We are lucky to be living in a time when forgotten and marginalized stories are being celebrated. I think when it comes to women’s stories, it’s just important to put us back in the historical narrative. All too often our service and courage and grit have been overlooked by the people who wrote the history books and taught the classes. I want to ensure that the women coming of age now, and their daughters and sons, will know and appreciate the importance of women’s roles in history. And yes, The Women definitely is a novel that highlights female friendship. For years, we have seen and read about men’s friendships that are forged in the fire of battle, and women are no different. So many women keep up those friendships, lean on them, for the whole of their lives, and I love to show that. The beating heart of The Women, for all it’s wartime drama and peacetime conflict, is really the friendship of the female combat vets.

Tell us about your library. What’s on your own shelves?

Like any book lover, my house is crowded with books on shelves. They are everywhere! I have fiction shelves and non fiction shelves galore. But I do have some enduring favorites that I always recommend: The Shadow of the Wind by Carlos Ruiz Zafón; One Hundred Years of Solitude by Gabriel García Márquez; The Witching Hour by Anne Rice; and The Prince of Tides by Pat Conroy.

What have you been reading lately, and what would you recommend to other readers?

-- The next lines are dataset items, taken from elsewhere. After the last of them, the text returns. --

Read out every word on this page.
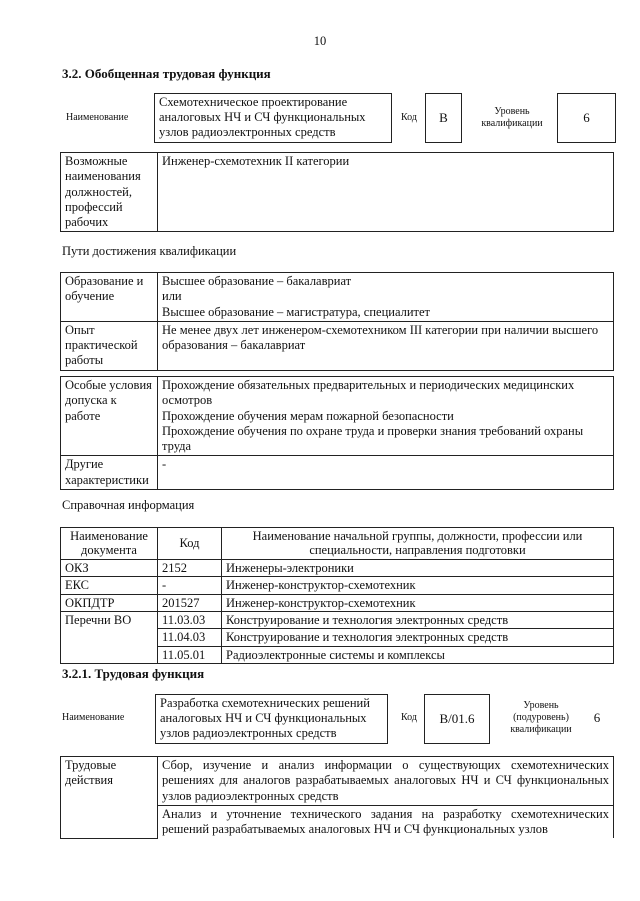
10
3.2. Обобщенная трудовая функция
Наименование
Схемотехническое проектирование аналоговых НЧ и СЧ функциональных узлов радиоэлектронных средств
Код	B	Уровень квалификации	6
Возможные наименования должностей, профессий рабочих	Инженер-схемотехник II категории
Пути достижения квалификации
Образование и обучение	Высшее образование – бакалавриат
или
Высшее образование – магистратура, специалитет

Опыт практической работы	Не менее двух лет инженером-схемотехником III категории при наличии высшего образования – бакалавриат
Особые условия допуска к работе	Прохождение обязательных предварительных и периодических медицинских осмотров
Прохождение обучения мерам пожарной безопасности
Прохождение обучения по охране труда и проверки знания требований охраны труда

Другие характеристики	-
Справочная информация
Наименование документа	Код	Наименование начальной группы, должности, профессии или специальности, направления подготовки
ОКЗ	2152	Инженеры-электроники
ЕКС	-	Инженер-конструктор-схемотехник
ОКПДТР	201527	Инженер-конструктор-схемотехник
Перечни ВО	11.03.03	Конструирование и технология электронных средств
	11.04.03	Конструирование и технология электронных средств
	11.05.01	Радиоэлектронные системы и комплексы
3.2.1. Трудовая функция
Наименование
Разработка схемотехнических решений аналоговых НЧ и СЧ функциональных узлов радиоэлектронных средств
Код	B/01.6
Уровень (подуровень) квалификации
6
Трудовые действия	Сбор, изучение и анализ информации о существующих схемотехнических решениях для аналогов разрабатываемых аналоговых НЧ и СЧ функциональных узлов радиоэлектронных средств
Анализ и уточнение технического задания на разработку схемотехнических решений разрабатываемых аналоговых НЧ и СЧ функциональных узлов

Well, at the moment, I am trying to come up with a new idea, which is surprisingly difficult to do. Following The Women will not be easy. My favorite recent reads are: The Heaven and Earth Grocery Store, All the Colors of the Dark, Demon Copperhead, and The Good Left Undone. Also, there are several Vietnam nurse memoirs that I read in researching The Women that I think are amazing: Healing Wounds: A Vietnam War Combat Nurse’s 10-Year Fight to Win Women a Place of Honor in Washington, D.C. by Diane Carlson Evans; American Daughter Gone to War: On the Front Lines With an Army Nurse in Vietnam by Winnie Smith; and Home Before Morning: The Story of an Army Nurse in Vietnam by Linda Van Devanter.